Sat, Feb 10, 2018 - Page 9 News List

Outlook on China’s economy seems darkest from a distance

By Enda Curran and Ye Xie  /  Bloomberg

For all the talk of reform, the central government retains a firm grip on the economy. The heavy fist of the state still often trumps the invisible hand of markets, credit is still channeled from state-owned lenders to state-owned firms and local governments can still ramp up infrastructure investment at the first whiff of a slowdown.

That sort of investment rationale is behind one of Xi’s signature policy initiatives — the Belt and Road Initiative that Beijing has said would pump US$1.3 trillion into roads, ports and other construction projects designed to connect China to trading partners across Asia and into Europe.

While the state and local involvement is a plus for near-term stability, it could also be a tax on the future if capital is misallocated.

Banks are often identified as China’s weakest link. A deep-dive analysis by the IMF last year recommended that the nation’s lenders increase their capital buffers to protect against any sudden economic downturn.

Kevin Smith, Denver-based chief executive officer and founder of Crescat Capital LLC, said a banking implosion is inevitable — the only question is when.

Smith has held short yuan bets since at least 2014, a position that helped his global macro fund gain 16 percent in 2015 when the People’s bank of China surprised the world with its minidevaluation.

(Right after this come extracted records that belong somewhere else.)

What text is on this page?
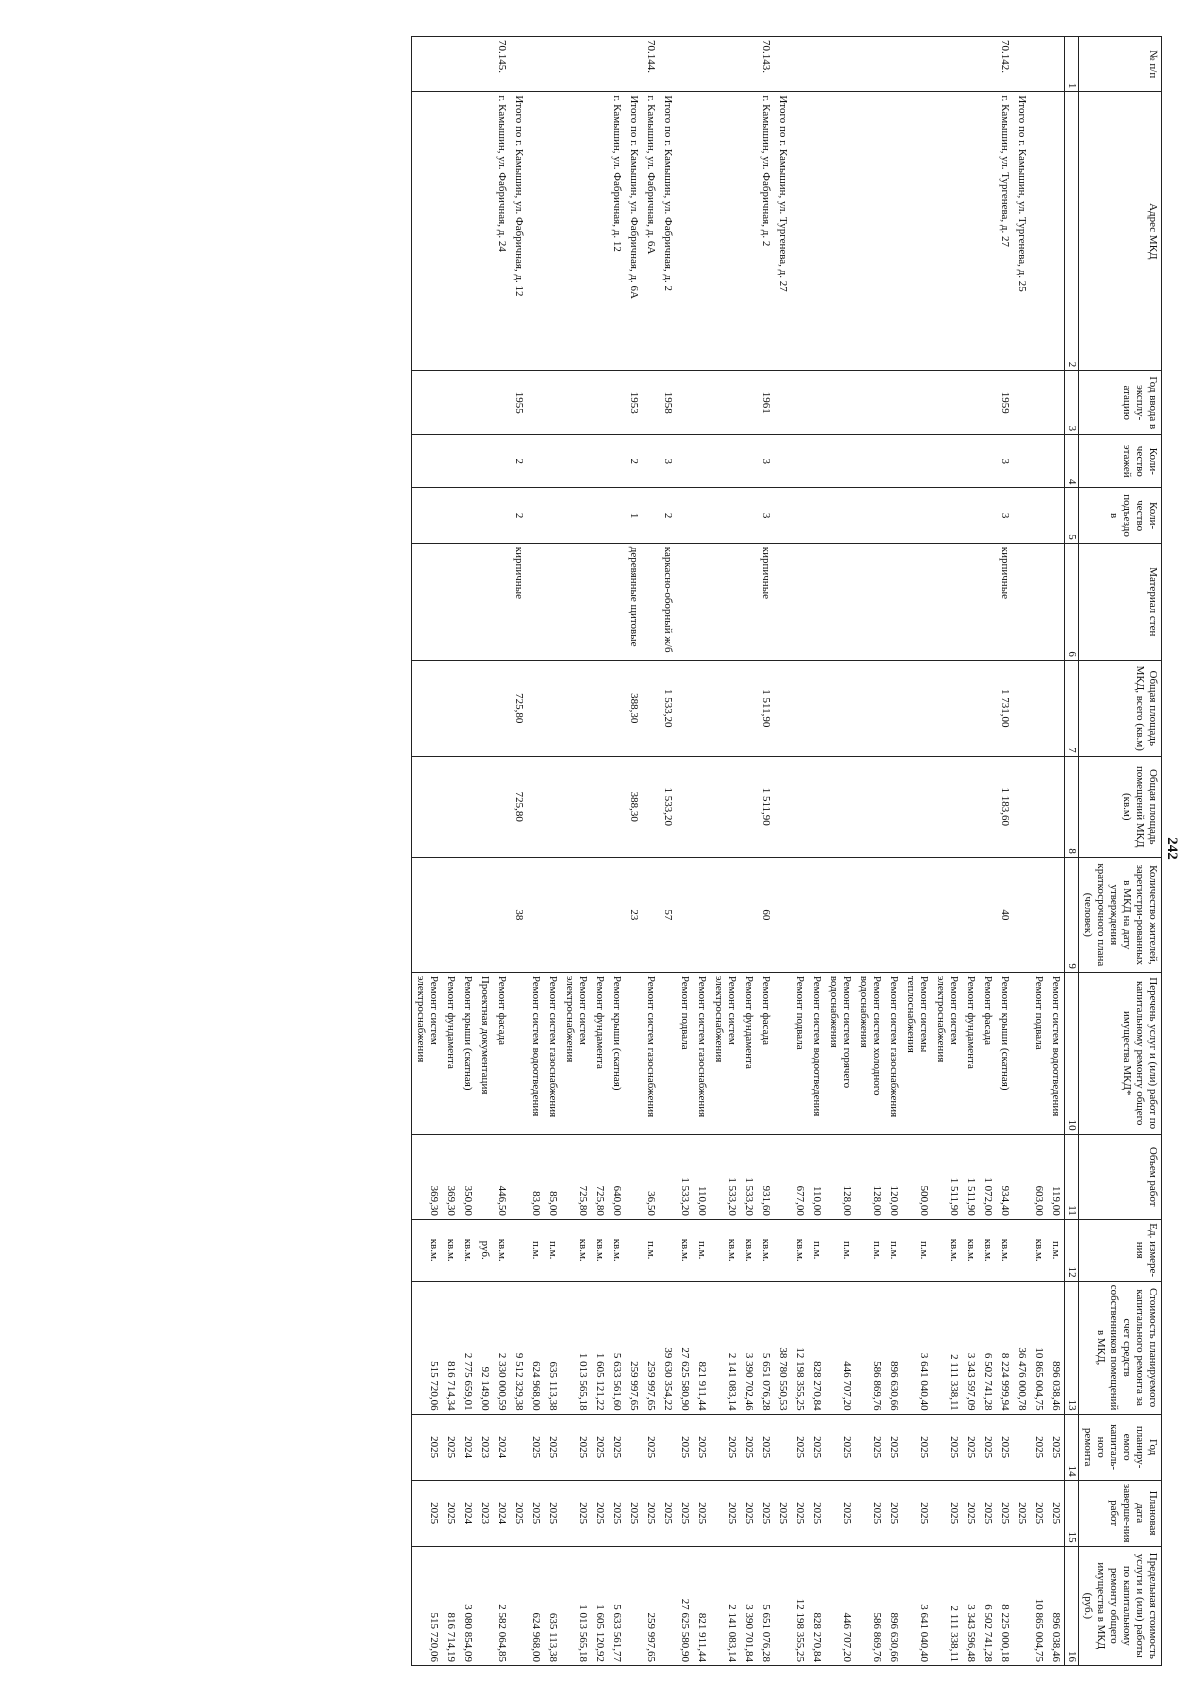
242
№ п/п	Адрес МКД	Год ввода в эксплу-атацию	Коли-чество этажей	Коли-чество подъездо в	Материал стен	Общая площадь МКД, всего (кв.м)	Общая площадь помещений МКД (кв.м)	Количество жителей, зарегистри-рованных в МКД на дату утверждения краткосрочного плана (человек)	Перечень услуг и (или) работ по капитальному ремонту общего имущества МКД*	Объем работ	Ед. измере-ния	Стоимость планируемого капитального ремонта за счет средств собственников помещений в МКД,	Год планиру-емого капиталь-ного ремонта	Плановая дата заверше-ния работ	Предельная стоимость услуги и (или) работы по капитальному ремонту общего имущества в МКД (руб.)
1	2	3	4	5	6	7	8	9	10	11	12	13	14	15	16
									Ремонт систем водоотведения	119,00	п.м.	896 038,46	2025	2025	896 038,46
									Ремонт подвала	603,00	кв.м.	10 865 004,75	2025	2025	10 865 004,75
	Итого по г. Камышин, ул. Тургенева, д. 25											36 476 000,78		2025	
70.142.	г. Камышин, ул. Тургенева, д. 27	1959	3	3	кирпичные	1 731,00	1 183,60	40	Ремонт крыши (скатная)	934,40	кв.м.	8 224 999,94	2025	2025	8 225 000,18
									Ремонт фасада	1 072,00	кв.м.	6 502 741,28	2025	2025	6 502 741,28
									Ремонт фундамента	1 511,90	кв.м.	3 343 597,09	2025	2025	3 343 596,48
									Ремонт систем электроснабжения	1 511,90	кв.м.	2 111 338,11	2025	2025	2 111 338,11
									Ремонт системы теплоснабжения	500,00	п.м.	3 641 040,40	2025	2025	3 641 040,40
									Ремонт систем газоснабжения	120,00	п.м.	896 630,66	2025	2025	896 630,66
									Ремонт систем холодного водоснабжения	128,00	п.м.	586 869,76	2025	2025	586 869,76
									Ремонт систем горячего водоснабжения	128,00	п.м.	446 707,20	2025	2025	446 707,20
									Ремонт систем водоотведения	110,00	п.м.	828 270,84	2025	2025	828 270,84
									Ремонт подвала	677,00	кв.м.	12 198 355,25	2025	2025	12 198 355,25
	Итого по г. Камышин, ул. Тургенева, д. 27											38 780 550,53		2025	
70.143.	г. Камышин, ул. Фабричная, д. 2	1961	3	3	кирпичные	1 511,90	1 511,90	60	Ремонт фасада	931,60	кв.м.	5 651 076,28	2025	2025	5 651 076,28
									Ремонт фундамента	1 533,20	кв.м.	3 390 702,46	2025	2025	3 390 701,84
									Ремонт систем электроснабжения	1 533,20	кв.м.	2 141 083,14	2025	2025	2 141 083,14
									Ремонт систем газоснабжения	110,00	п.м.	821 911,44	2025	2025	821 911,44
									Ремонт подвала	1 533,20	кв.м.	27 625 580,90	2025	2025	27 625 580,90
	Итого по г. Камышин, ул. Фабричная, д. 2	1958	3	2	каркасно-оборный ж/б	1 533,20	1 533,20	57				39 630 354,22		2025	
70.144.	г. Камышин, ул. Фабричная, д. 6А								Ремонт систем газоснабжения	36,50	п.м.	259 997,65	2025	2025	259 997,65
	Итого по г. Камышин, ул. Фабричная, д. 6А	1953	2	1	деревянные щитовые	388,30	388,30	23				259 997,65		2025	
	г. Камышин, ул. Фабричная, д. 12								Ремонт крыши (скатная)	640,00	кв.м.	5 633 561,60	2025	2025	5 633 561,77
									Ремонт фундамента	725,80	кв.м.	1 605 121,22	2025	2025	1 605 120,92
									Ремонт систем электроснабжения	725,80	кв.м.	1 013 565,18	2025	2025	1 013 565,18
									Ремонт систем газоснабжения	85,00	п.м.	635 113,38	2025	2025	635 113,38
									Ремонт систем водоотведения	83,00	п.м.	624 968,00	2025	2025	624 968,00
	Итого по г. Камышин, ул. Фабричная, д. 12	1955	2	2	кирпичные	725,80	725,80	38				9 512 329,38		2025	
70.145.	г. Камышин, ул. Фабричная, д. 24								Ремонт фасада	446,50	кв.м.	2 330 000,59	2024	2024	2 582 064,85
									Проектная документация		руб.	92 149,00	2023	2023	
									Ремонт крыши (скатная)	350,00	кв.м.	2 775 659,01	2024	2024	3 080 854,09
									Ремонт фундамента	369,30	кв.м.	816 714,34	2025	2025	816 714,19
									Ремонт систем электроснабжения	369,30	кв.м.	515 720,06	2025	2025	515 720,06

Smith was less fortunate last year when China’s economic recovery and tightening capital controls helped the yuan to rally. His fund lost 23 percent last year. The loss cut the fund’s annual return since its 2006 inception to 11 percent, which still outpaced the S&P 500 index’s gain of 8.8 percent during the period.

“We remain grounded in our analysis,” Smith said, undaunted. “Credit bubbles burst. Ponzis implode. In the end, we believe China will be forced to print trillions of US dollars equivalent of new money to recapitalize its banking system and bail out its depositors.”


In that scenario the currency would crash, Smith said, who is also short on various Chinese equities.

He was not alone in getting the yuan bet wrong last year. Consensus estimates at the start of last year forecast the dollar would buy 7.15 yuan (US$1.14 at the current exchange rate) by year-end — it ended at 6.50 yuan.

Headline economic data do not tell the story of trends and developments actually taking place on the ground, from the industrial northeast to the high-tech south and the agricultural interior, said Frederic Neumann, co-head of Asian economics research at HSBC Holdings PLC in Hong Kong.

The government’s firm hand on the tiller, he said, needs to be closely watched.

“The further away students of China are located, the more easily such nuances get lost, leaving many to focus more on the risks than on the promises of the country’s economic future,” Neumann said.

Because changes across China’s extensive economy tend to be subtle and gradual, it is often hard to get a feel for the pace of development, said Ji Mo (紀沫), Hong Kong-based chief economist for Asia ex-Japan at Amundi Asset Management, who called a bottom to China’s slowdown in late 2015, well before it was a consensus view.

She has been working for the past 13 years with Nobel laureate economist Joseph Stiglitz on analyzing China’s economy, having first met him when she studied under him for a doctorate at Columbia University.